What is a Structured Settlement Annuity?What risk and Benefits involved?
Structured Settlement is a financial arrangement that allows court-awarded compensation to be paid in regular installments rather than in one lump sum. These payments provide money for a fixed period or lifetime and are usually paid via an annuity. An annuity is a contract between you and an insurance company in which you make a lump sum payment or series of payments and in return obtain regular disbursements beginning either immediately or at some point in the future.
The benefits are continued payments over a specific period of time. Backed by top rated insurance companies. Plus the payments are tax-free for personal injury cases.
The people who typically receive structured settlements are
People with disabilities
Guardianship cases involving minors or mentally incompetent individuals
Wrongful death cases where monthly or annual income is needed
Severe injury cases where long-term needs for medical care, living expenses and family support are required
These are financial platforms that include periodic payments to a claimant after a personal injury claim is found out of court against a responsible party. In lieu of a lump sum awarded for damages, the claimant and the issuing party agree to a structured payment schedule over time. Because of this, structured settlements can appear to be quite large in compensation numbers. When in negotiations, a responsible the claimant will have an attorney working for them who is an expert in the field. The structured settlement proceeds when an annuity is purchased through a life insurance company. This annuity will most likely pay out on a monthly, semi-annual, or basis during the lifetime of the claimant.
These structured payments are in most cases, if set up properly by a settlement lawyer, tax free income in the eyes of the IRS, and offer a great source of guaranteed, fixed income for the receiving claimant. It should be noted, however, that investment accruals gained from settlement funds are considered taxable income.
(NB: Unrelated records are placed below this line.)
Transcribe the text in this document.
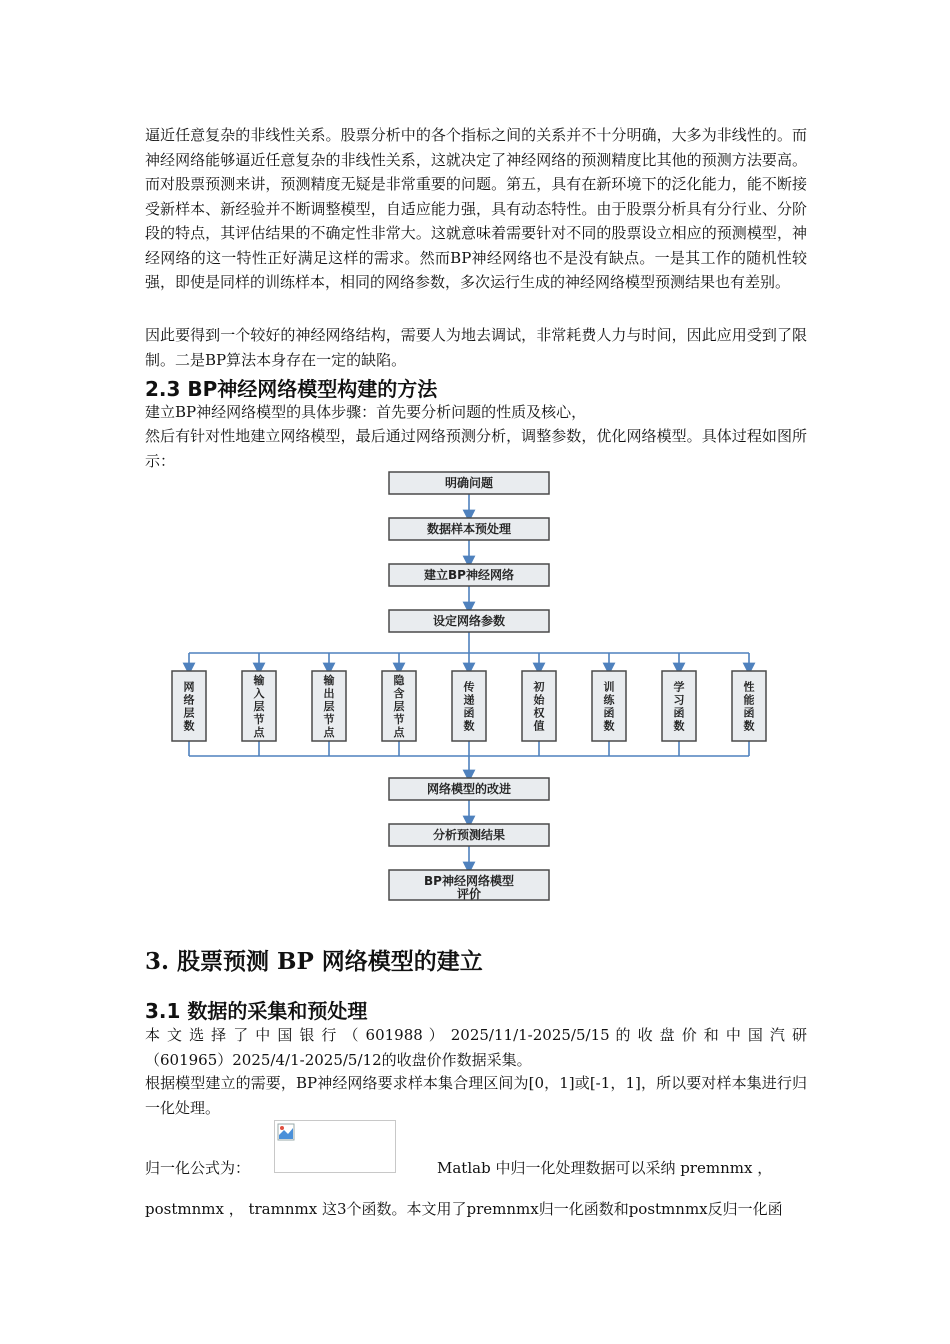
逼近任意复杂的非线性关系。股票分析中的各个指标之间的关系并不十分明确，大多为非线性的。而神经网络能够逼近任意复杂的非线性关系，这就决定了神经网络的预测精度比其他的预测方法要高。而对股票预测来讲，预测精度无疑是非常重要的问题。第五，具有在新环境下的泛化能力，能不断接受新样本、新经验并不断调整模型，自适应能力强，具有动态特性。由于股票分析具有分行业、分阶段的特点，其评估结果的不确定性非常大。这就意味着需要针对不同的股票设立相应的预测模型，神经网络的这一特性正好满足这样的需求。然而BP神经网络也不是没有缺点。一是其工作的随机性较强，即使是同样的训练样本，相同的网络参数，多次运行生成的神经网络模型预测结果也有差别。

因此要得到一个较好的神经网络结构，需要人为地去调试，非常耗费人力与时间，因此应用受到了限制。二是BP算法本身存在一定的缺陷。

2.3 BP神经网络模型构建的方法

建立BP神经网络模型的具体步骤：首先要分析问题的性质及核心，

然后有针对性地建立网络模型，最后通过网络预测分析，调整参数，优化网络模型。具体过程如图所示：

明确问题
数据样本预处理
建立BP神经网络
设定网络参数
网
络
层
数
输
入
层
节
点
输
出
层
节
点
隐
含
层
节
点
传
递
函
数
初
始
权
值
训
练
函
数
学
习
函
数
性
能
函
数
网络模型的改进
分析预测结果
BP神经网络模型
评价
3. 股票预测 BP 网络模型的建立
3.1 数据的采集和预处理

本 文 选 择 了 中 国 银 行 （ 601988 ） 2025/11/1-2025/5/15 的 收 盘 价 和 中 国 汽 研

（601965）2025/4/1-2025/5/12的收盘价作数据采集。

根据模型建立的需要，BP神经网络要求样本集合理区间为[0，1]或[-1，1]，所以要对样本集进行归一化处理。

归一化公式为：	Matlab 中归一化处理数据可以采纳 premnmx ，

postmnmx ， tramnmx 这3个函数。本文用了premnmx归一化函数和postmnmx反归一化函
Because they are back securities, structured settlements can adjust over time to become something the claimant can draw from, or even cash out completely of if need be. If left alone, however the payments will always be there.
As with any financial element, there are risks involved with structured settlement annuities. These, however, are miniscule in comparison with the volatility of the stock market. There are no fluctuations concerning payments, but the health and stability of the payment is reliant on the health and stability of the issuing party. These institutions are often insurance companies, and can maintain a reliable and long term sense of stability. However, they are not insoluble, as was the case with AIG when they went belly-up a few years ago. Thousands of policy holders and structured settlement recipients were left holding empty bags as their assets were swallowed up with the insurance giant’s demise.